Week 4: DuckDB, Polars, File Formats

DSAN 6000: Big Data and Cloud Computing
Fall 2025

Amit Arora and Jeff Jacobs

jj1088@georgetown.edu

Monday, September 15, 2025

Agenda and Goals for Today

Lecture

  • Distributed file systems
  • Modern file types
  • Working with large tabular data on a single node
    • DuckDB
    • Polars

Lab

  • Run a similar task with Pandas, polars and duckdb

Logistics and Review

Deadlines

  • Assignment 1: Python Skills Due Sept 5 11:59pm
  • Lab 2: Cloud Tooling Due Sept 5 6pm
  • Assignment 2: Shell & Linux Due Sept 11 11:59pm
  • Lab 3: Parallel Computing Due Sept 12 6pm
  • Assignment 3: Parallelization Due Sept 18 11:59pm
  • Lab 4: Docker and Lambda Due Sept 19 6pm
  • Assignment 4: Containers Due Sept 25 11:59pm
  • Lab 5: DuckDB & Polars Due Sept 26 6pm

Look back and ahead

  • Continue to use Slack for questions!
  • Docker (containerization)
  • Lambda functions
  • Coming up: Spark and project

Filesystems

Raw Ingredients of Storage Systems

  • Disk drives (magnetic HDDs or SSDs)
  • RAM
  • Networking and CPU
  • Serialization
  • Compression
  • Caching

From Reis and Housley (2022)

Single-Machine vs. Distributed Storage

From Reis and Housley (2022)

Single-Machine

  • They are commonly used for storing operating system files, application files, and user data files.
  • Filesystems are also used in databases to store data files, transaction logs, and backups.

Distributed Storage

  • A distributed filesystem is a type of filesystem that spans multiple computers.
  • It provides a unified view of files across all the computers in the system.
  • Have existed before cloud

File Storage Types

Local Disk

  • OS-managed filesystems on local disk partition:
  • NTFS (Windows)
  • HFS+ (MacOS)
  • ext4 (Linux)() on a local disk partition of SSD or magnetic disk

Network-Attached (NAS)

  • Accessed by clients over a network
  • Redundancy and reliability, fine-grained control of resources, storage pooling across multiple disks for large virtual volumes, and file sharing across multiple machines

Cloud Filesystems

  • Not object store (more on that later)
  • Not the virtual hard drive attached to a virtual machine
  • Fully managed: Takes care of networking, managing disk clusters, failures, and configuration (Azure Files, Amazon Elastic Filesystem)
  • Backed by Object Store

Based on Reis and Housley (2022)

Object Stores

  • Somewhat confusing because object has several meanings in computer science.
  • In this context, we’re talking about a specialized file-like construct. It could be any type of file: TXT, CSV, JSON, images, videos, audio

  • Contains objects of all shapes and sizes: each gets a unique identifier
  • Objects are immutable: cannot be modified in place (unlike local FS)

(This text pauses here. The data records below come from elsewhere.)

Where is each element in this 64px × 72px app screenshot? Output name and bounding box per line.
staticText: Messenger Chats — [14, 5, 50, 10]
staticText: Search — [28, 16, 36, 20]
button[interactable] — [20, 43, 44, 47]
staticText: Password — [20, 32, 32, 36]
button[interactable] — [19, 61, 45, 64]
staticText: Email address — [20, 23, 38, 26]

Distributed FS vs Object Store

Distributed File System Object Storage
Organization Files in hierarchical directories Flat organization (though there can be overlays to provide hierarchical files structure)
Method POSIX File Operations REST API
Immutability None: Random writes anywhere in file Immutable: need to replace/append entire object
Performance Performs best for smaller files Performs best for large files
Scalability Millions of files Billions of objects

Both provide:

  • Fault tolerance
  • Availability and consistency

Before: Data locality (for Hadoop)

From White (2015)

Today: De-Coupling Storage from Compute

From Gopalan (2022)

Data-on-Disk Formats

  • Plain Text (CSV, TSV, FWF)
  • JSON
  • Binary Files

Plain Text (CSV, TSV, FWF)

  • Pay attention to encodings!
  • Lines end in linefeed, carriage-return, or both together depending on the OS that generated
  • Typically, a single line of text contains a single record

JSON

Warning

JSON files have two flavors: JSON Lines vs. JSON. Typically when we say data is in JSON format, we imply it’s JSON Lines which means that there is a single JSON object per line, and there are multiple lines.

JSON Lines

4 records, one per line, no end comma

{"id":1, "name":"marck", "last_name":"vaisman"}
{"id":2, "name":"anderson", "last_name":"monken"}
{"id":3, "name":"amit", "last_name":"arora"}
{"id":4, "name":"abhijit", "last_name":"dasgupta"}

JSON

4 records enclosed in 1 JSON Array

[
  {"id":1, "name":"marck", "last_name":"vaisman"},
  {"id":2, "name":"anderson", "last_name":"monken"},
  {"id":3, "name":"amit", "last_name":"arora"},
  {"id":4, "name":"abhijit", "last_name":"dasgupta"},
]

Binary Files

Issues with Common File Formats (Especially CSV)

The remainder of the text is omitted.